La famille cubaine de Dominique Hudson

Pour Dominique Hudson, «plus d'audace» aura été le mot d'ordre pour la production de Danza 2. Une audace qui passe par la présence sentie en studio de Yordan Martinez et de sa bande de musiciens cubains, par des rythmes latins plus authentiques et variés, par un plus grand nombre de pièces originales.
«Le premier Danza a été un laboratoire, fait valoir le principal intéressé. Depuis, on a accumulé de l'expérience et des convictions, à partir des nombreux spectacles qu'on a donnés au cours de la dernière année, des reprises qui plaisent plus,etc. On a grandi à travailler tous ensemble sur scène, ce qui nous a permis d'amener le projet encore plus loin, avec ce deuxième disque.»
Énergie et complicité se sont ainsi déplacées des planches au studio, où les percussions et cuivres ont concrètement donné un nouveau souffle au chanteur de 38 ans.
«Je tenais à ce qu'ils soient là, avec moi, pour enregistrer les pièces de Danza 2. Aujourd'hui, Yordan et ses musiciens endossent le projet, parce qu'ils ont compris mon désir de faire une pop latine dans le plus grand respect de leur culture et de leurs rythmes. Danza, c'est donc devenu une grande famille!»
Et si, aux côtés des Comme d'habitude et autres Sunligths des Tropiques, des titres originaux tels Comme avant, Fiesta, La première fois et Hasta luego trouvent leur place, ce n'est pas tant par volonté de paraître plus crédible en tant qu'artiste que par simple «envie de faire pour la première fois quelque chose pour [lui]» que Dominique Hudson les a incluses.
«J'aurais fait 12 reprises si c'est ça que j'avais senti devoir faire, soutient-il. Mais on m'a offert des textes et des musiques solides, auxquelles j'ai collaboré de près ou de loin, et que j'ai eu le goût de défendre. Mais honnêtement, la crédibilité à laquelle j'aspire, c'est bien plus dans le fait qu'on me demande d'être porte-parole de la Semaine de la mode internationale latino de Montréal que je la trouve, et dans le fait que les Cubains et la communauté latine endossent ce que je fais.»
Son «rêve ultime» demeure de faire voyager sa musique partout où l'on voudra bien l'entendre.

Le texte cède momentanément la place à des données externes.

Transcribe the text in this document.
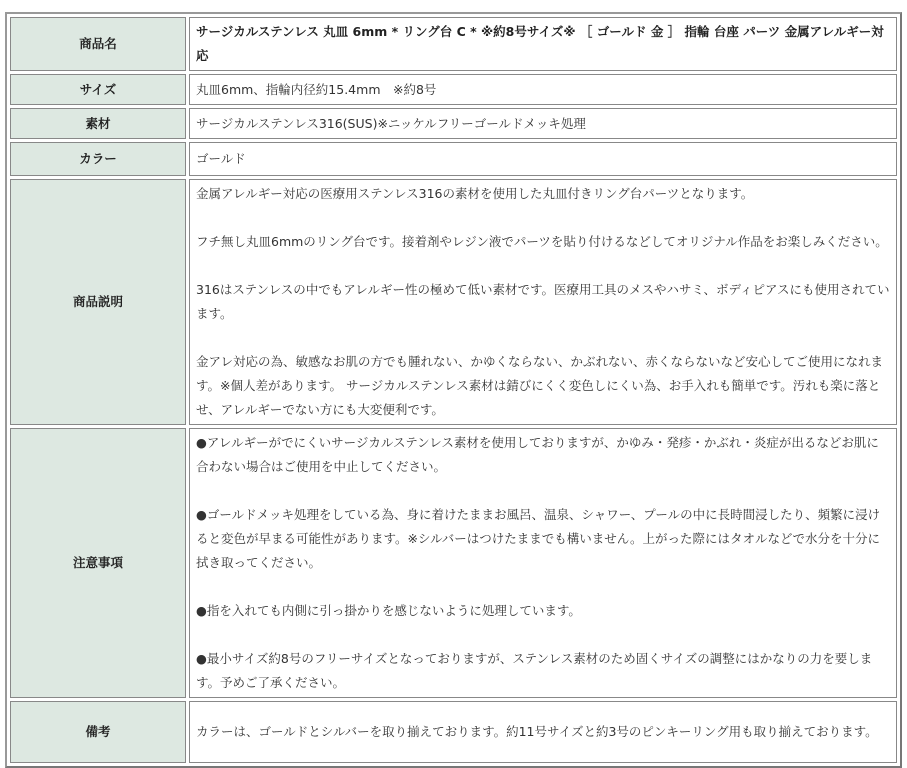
商品名	サージカルステンレス 丸皿 6mm * リング台 C * ※約8号サイズ※ ［ ゴールド 金 ］ 指輪 台座 パーツ 金属アレルギー対応

サイズ	丸皿6mm、指輪内径約15.4mm　※約8号

素材	サージカルステンレス316(SUS)※ニッケルフリーゴールドメッキ処理

カラー	ゴールド

商品説明	金属アレルギー対応の医療用ステンレス316の素材を使用した丸皿付きリング台パーツとなります。

フチ無し丸皿6mmのリング台です。接着剤やレジン液でパーツを貼り付けるなどしてオリジナル作品をお楽しみください。

316はステンレスの中でもアレルギー性の極めて低い素材です。医療用工具のメスやハサミ、ボディピアスにも使用されています。

金アレ対応の為、敏感なお肌の方でも腫れない、かゆくならない、かぶれない、赤くならないなど安心してご使用になれます。※個人差があります。 サージカルステンレス素材は錆びにくく変色しにくい為、お手入れも簡単です。汚れも楽に落とせ、アレルギーでない方にも大変便利です。

注意事項	●アレルギーがでにくいサージカルステンレス素材を使用しておりますが、かゆみ・発疹・かぶれ・炎症が出るなどお肌に合わない場合はご使用を中止してください。

●ゴールドメッキ処理をしている為、身に着けたままお風呂、温泉、シャワー、プールの中に長時間浸したり、頻繁に浸けると変色が早まる可能性があります。※シルバーはつけたままでも構いません。上がった際にはタオルなどで水分を十分に拭き取ってください。

●指を入れても内側に引っ掛かりを感じないように処理しています。

●最小サイズ約8号のフリーサイズとなっておりますが、ステンレス素材のため固くサイズの調整にはかなりの力を要します。予めご了承ください。

備考	カラーは、ゴールドとシルバーを取り揃えております。約11号サイズと約3号のピンキーリング用も取り揃えております。
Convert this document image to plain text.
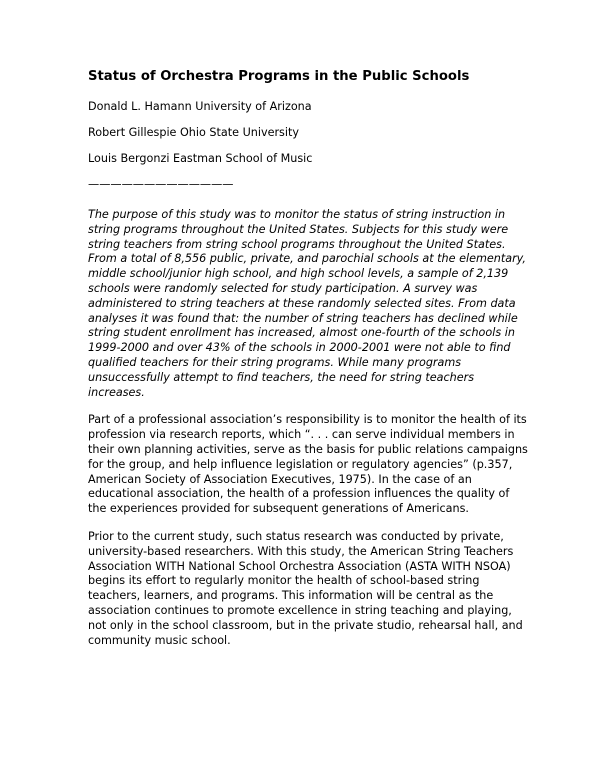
Status of Orchestra Programs in the Public Schools

Donald L. Hamann University of Arizona

Robert Gillespie Ohio State University

Louis Bergonzi Eastman School of Music

—————————————

The purpose of this study was to monitor the status of string instruction in string programs throughout the United States. Subjects for this study were string teachers from string school programs throughout the United States. From a total of 8,556 public, private, and parochial schools at the elementary, middle school/junior high school, and high school levels, a sample of 2,139 schools were randomly selected for study participation. A survey was administered to string teachers at these randomly selected sites. From data analyses it was found that: the number of string teachers has declined while string student enrollment has increased, almost one-fourth of the schools in 1999-2000 and over 43% of the schools in 2000-2001 were not able to find qualified teachers for their string programs. While many programs unsuccessfully attempt to find teachers, the need for string teachers increases.

Part of a professional association’s responsibility is to monitor the health of its profession via research reports, which “. . . can serve individual members in their own planning activities, serve as the basis for public relations campaigns for the group, and help influence legislation or regulatory agencies” (p.357, American Society of Association Executives, 1975). In the case of an educational association, the health of a profession influences the quality of the experiences provided for subsequent generations of Americans.

Prior to the current study, such status research was conducted by private, university-based researchers. With this study, the American String Teachers Association WITH National School Orchestra Association (ASTA WITH NSOA) begins its effort to regularly monitor the health of school-based string teachers, learners, and programs. This information will be central as the association continues to promote excellence in string teaching and playing, not only in the school classroom, but in the private studio, rehearsal hall, and community music school.
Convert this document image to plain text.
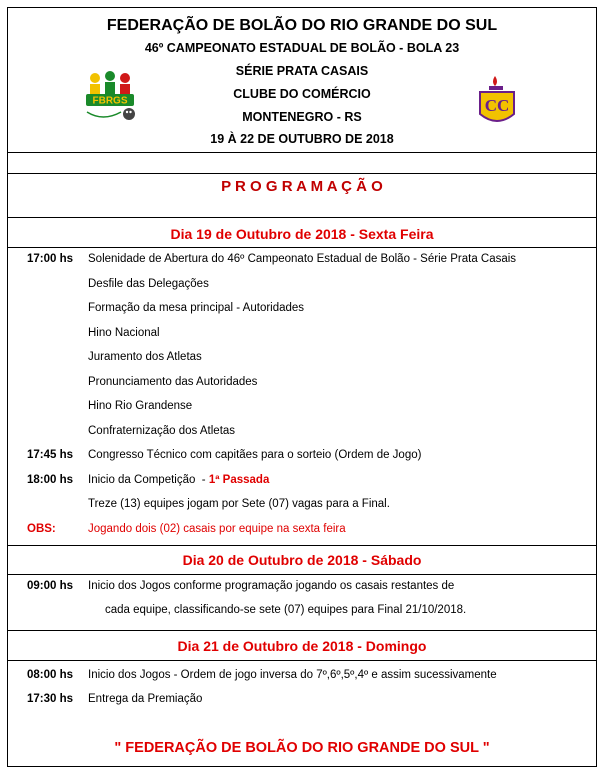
FEDERAÇÃO DE BOLÃO DO RIO GRANDE DO SUL
46º CAMPEONATO ESTADUAL DE BOLÃO - BOLA 23
SÉRIE PRATA CASAIS
CLUBE DO COMÉRCIO
MONTENEGRO - RS
19 À 22 DE OUTUBRO DE 2018
FBRGS	CC
P R O G R A M A Ç Ã O
Dia 19 de Outubro de 2018 - Sexta Feira
17:00 hs Solenidade de Abertura do 46º Campeonato Estadual de Bolão - Série Prata Casais
Desfile das Delegações
Formação da mesa principal - Autoridades
Hino Nacional
Juramento dos Atletas
Pronunciamento das Autoridades
Hino Rio Grandense
Confraternização dos Atletas
17:45 hs Congresso Técnico com capitães para o sorteio (Ordem de Jogo)
18:00 hs Inicio da Competição  - 1ª Passada
Treze (13) equipes jogam por Sete (07) vagas para a Final.
OBS:	Jogando dois (02) casais por equipe na sexta feira
Dia 20 de Outubro de 2018 - Sábado
09:00 hs Inicio dos Jogos conforme programação jogando os casais restantes de
cada equipe, classificando-se sete (07) equipes para Final 21/10/2018.
Dia 21 de Outubro de 2018 - Domingo
08:00 hs Inicio dos Jogos - Ordem de jogo inversa do 7º,6º,5º,4º e assim sucessivamente
17:30 hs Entrega da Premiação
" FEDERAÇÃO DE BOLÃO DO RIO GRANDE DO SUL "
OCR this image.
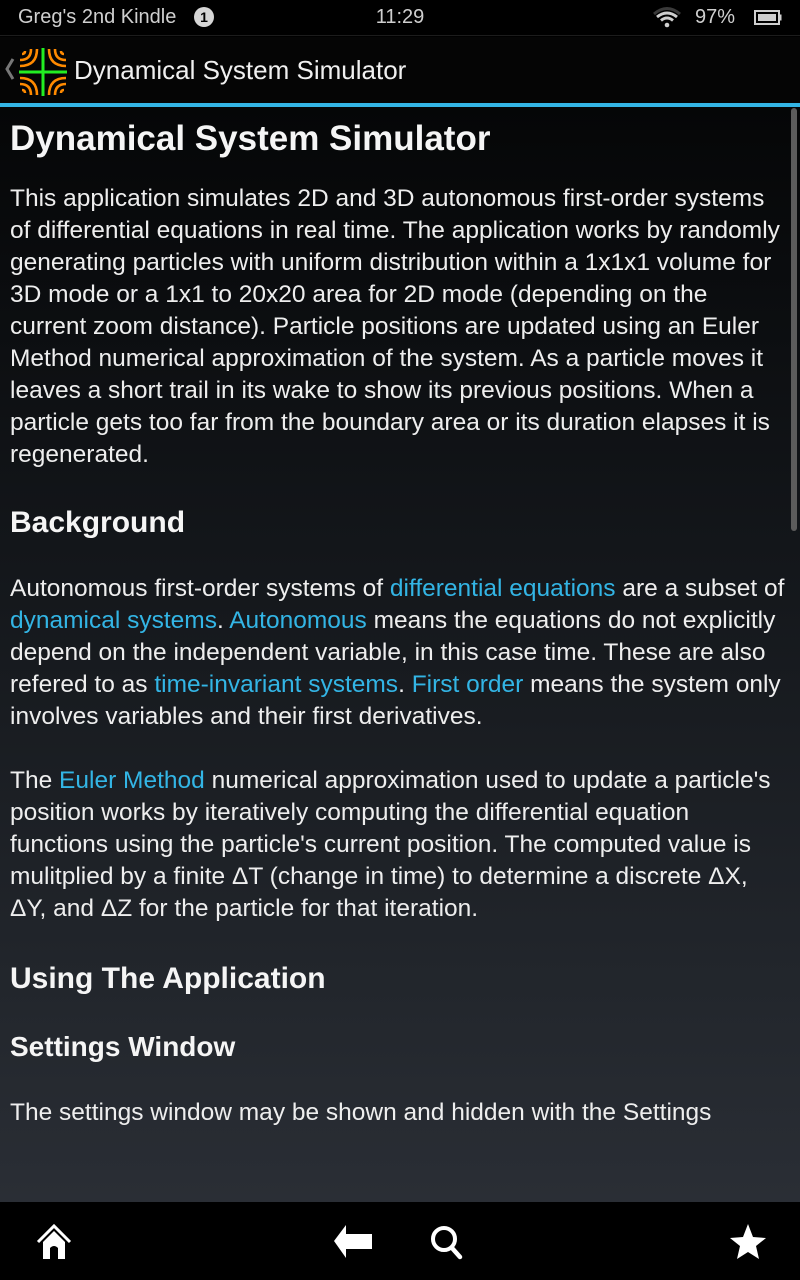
Greg's 2nd Kindle	1	11:29	97%
Dynamical System Simulator
Dynamical System Simulator

This application simulates 2D and 3D autonomous first-order systems of differential equations in real time. The application works by randomly generating particles with uniform distribution within a 1x1x1 volume for 3D mode or a 1x1 to 20x20 area for 2D mode (depending on the current zoom distance). Particle positions are updated using an Euler Method numerical approximation of the system. As a particle moves it leaves a short trail in its wake to show its previous positions. When a particle gets too far from the boundary area or its duration elapses it is regenerated.

Background

Autonomous first-order systems of differential equations are a subset of dynamical systems. Autonomous means the equations do not explicitly depend on the independent variable, in this case time. These are also refered to as time-invariant systems. First order means the system only involves variables and their first derivatives.

The Euler Method numerical approximation used to update a particle's position works by iteratively computing the differential equation functions using the particle's current position. The computed value is mulitplied by a finite ΔT (change in time) to determine a discrete ΔX, ΔY, and ΔZ for the particle for that iteration.

Using The Application
Settings Window

The settings window may be shown and hidden with the Settings
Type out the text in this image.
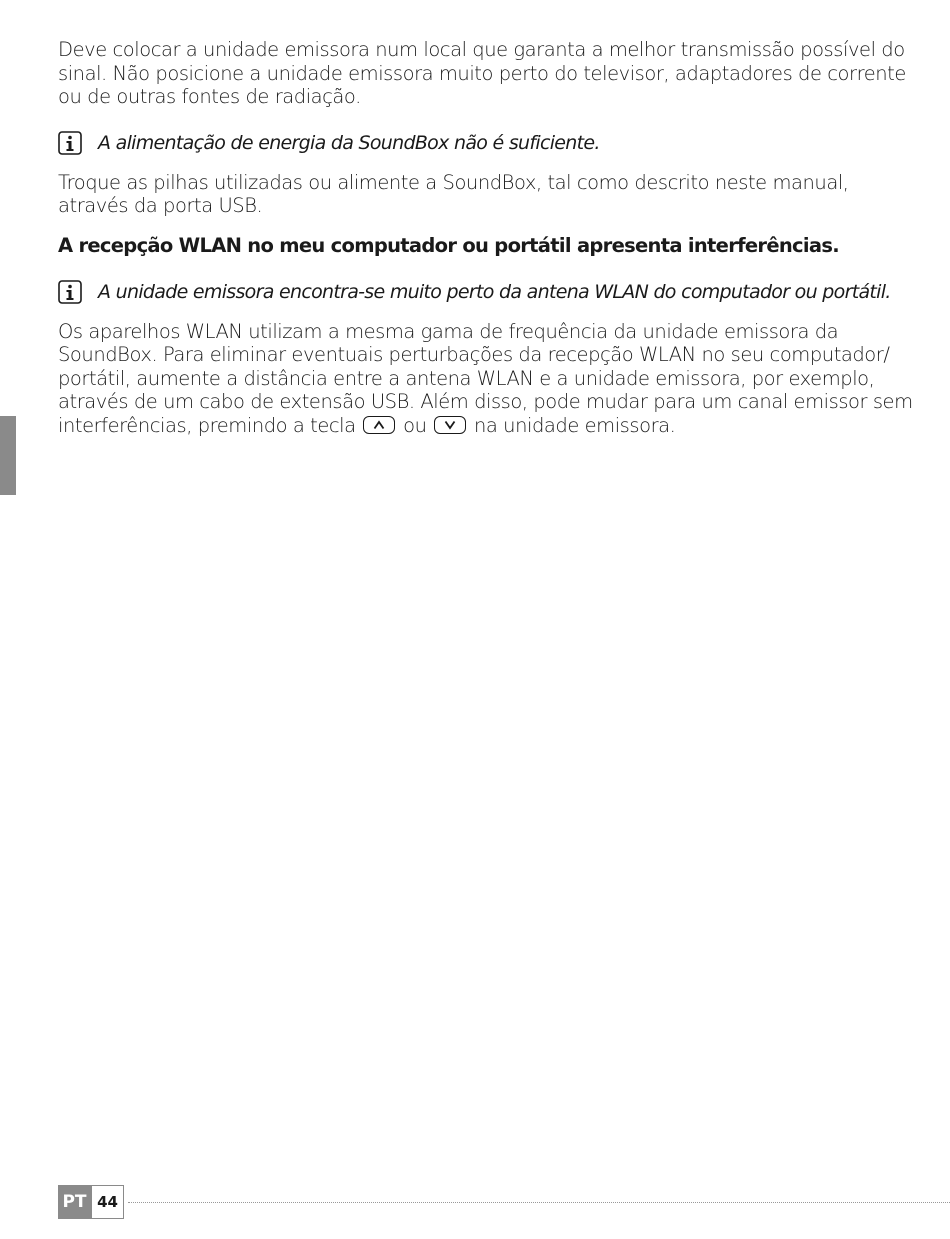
Deve colocar a unidade emissora num local que garanta a melhor transmissão possível do sinal. Não posicione a unidade emissora muito perto do televisor, adaptadores de corrente ou de outras fontes de radiação.

A alimentação de energia da SoundBox não é suficiente.

Troque as pilhas utilizadas ou alimente a SoundBox, tal como descrito neste manual, através da porta USB.

A recepção WLAN no meu computador ou portátil apresenta interferências.
A unidade emissora encontra-se muito perto da antena WLAN do computador ou portátil.

Os aparelhos WLAN utilizam a mesma gama de frequência da unidade emissora da SoundBox. Para eliminar eventuais perturbações da recepção WLAN no seu computador/ portátil, aumente a distância entre a antena WLAN e a unidade emissora, por exemplo, através de um cabo de extensão USB. Além disso, pode mudar para um canal emissor sem interferências, premindo a tecla ou na unidade emissora.

PT 44
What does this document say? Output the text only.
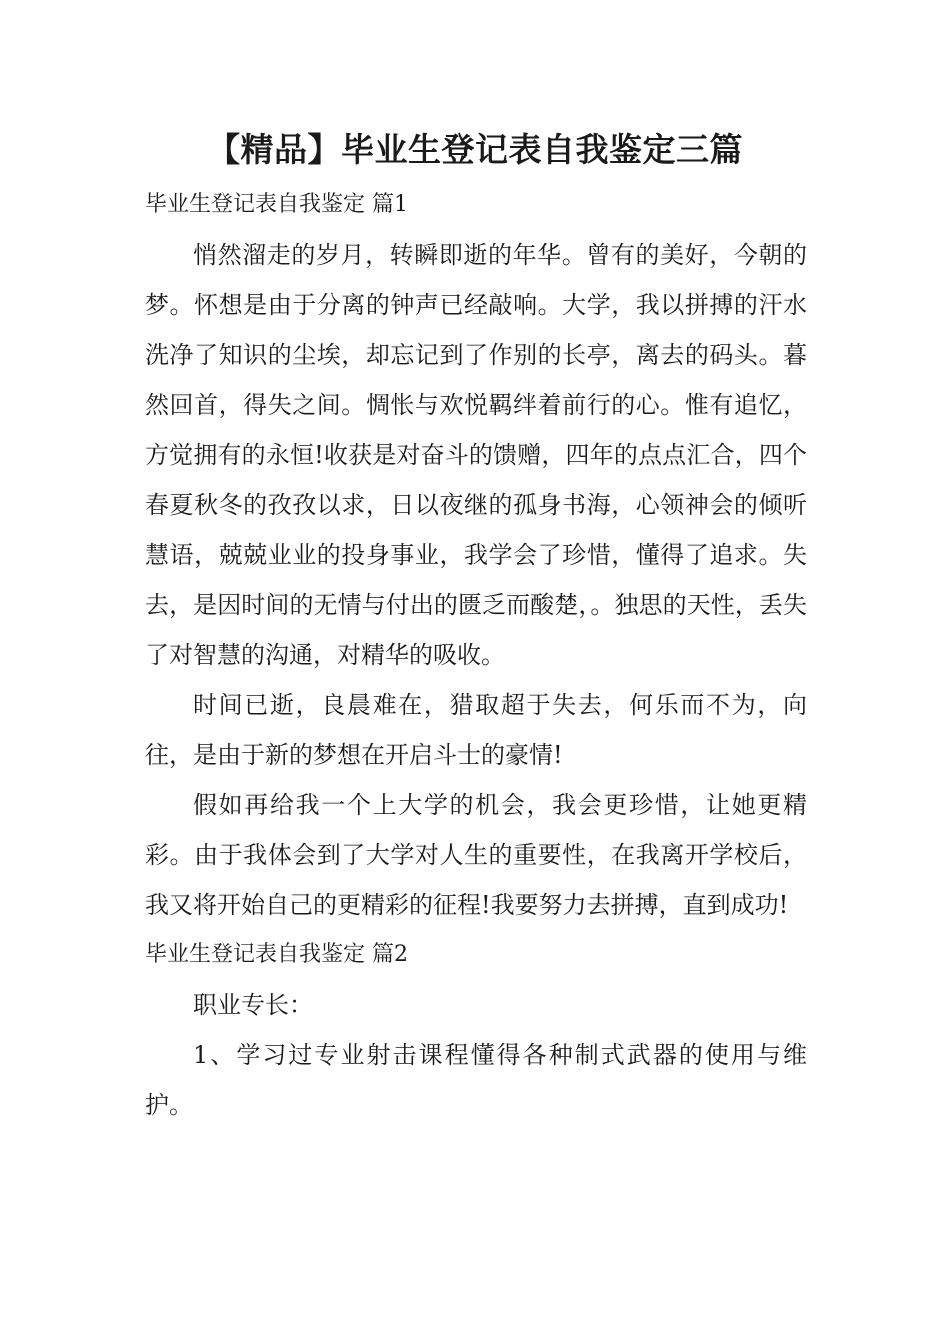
【精品】毕业生登记表自我鉴定三篇
毕业生登记表自我鉴定 篇1

悄然溜走的岁月，转瞬即逝的年华。曾有的美好，今朝的梦。怀想是由于分离的钟声已经敲响。大学，我以拼搏的汗水洗净了知识的尘埃，却忘记到了作别的长亭，离去的码头。暮然回首，得失之间。惆怅与欢悦羁绊着前行的心。惟有追忆，方觉拥有的永恒!收获是对奋斗的馈赠，四年的点点汇合，四个春夏秋冬的孜孜以求，日以夜继的孤身书海，心领神会的倾听慧语，兢兢业业的投身事业，我学会了珍惜，懂得了追求。失去，是因时间的无情与付出的匮乏而酸楚，。独思的天性，丢失了对智慧的沟通，对精华的吸收。

时间已逝，良晨难在，猎取超于失去，何乐而不为，向往，是由于新的梦想在开启斗士的豪情!

假如再给我一个上大学的机会，我会更珍惜，让她更精彩。由于我体会到了大学对人生的重要性，在我离开学校后，我又将开始自己的更精彩的征程!我要努力去拼搏，直到成功!

毕业生登记表自我鉴定 篇2

职业专长：

1、学习过专业射击课程懂得各种制式武器的使用与维护。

«J'ai la ferme conviction que plus je vais bien faire les choses dans cette veine, plus la langue dans laquelle je chante va devenir secondaire. Dans le sens où si une chanson me touche ou me donne envie de danser, même si je n'en comprends pas les paroles parce qu'elle est interprétée dans une langue qui m'est étrangère, je ne vois pas pourquoi les miennes, en français, ne pourraient pas avoir le même effet ailleurs», explique Dominique Hudson.
Ce dernier insiste: les chansons qu'il choisit sont toutes empreintes de l'esprit cubain. «Ces gens-là chantent, dansent, s'amusent, le soir venu, peu importe ce qu'ils ont pu vivre pendant leur journée. Au lieu de s'apitoyer sur leur sort, ils se laissent aller. C'est un peu ça, Danza. Au lieu de dire adieu, on dit au revoir, comme avec Hasta luego. Au lieu de jouer des ballades quand on parle d'amour, on donne envie de danser, parce que je ne veux pas faire couler des larmes, mais faire éclater des sourires sur les visages des gens.»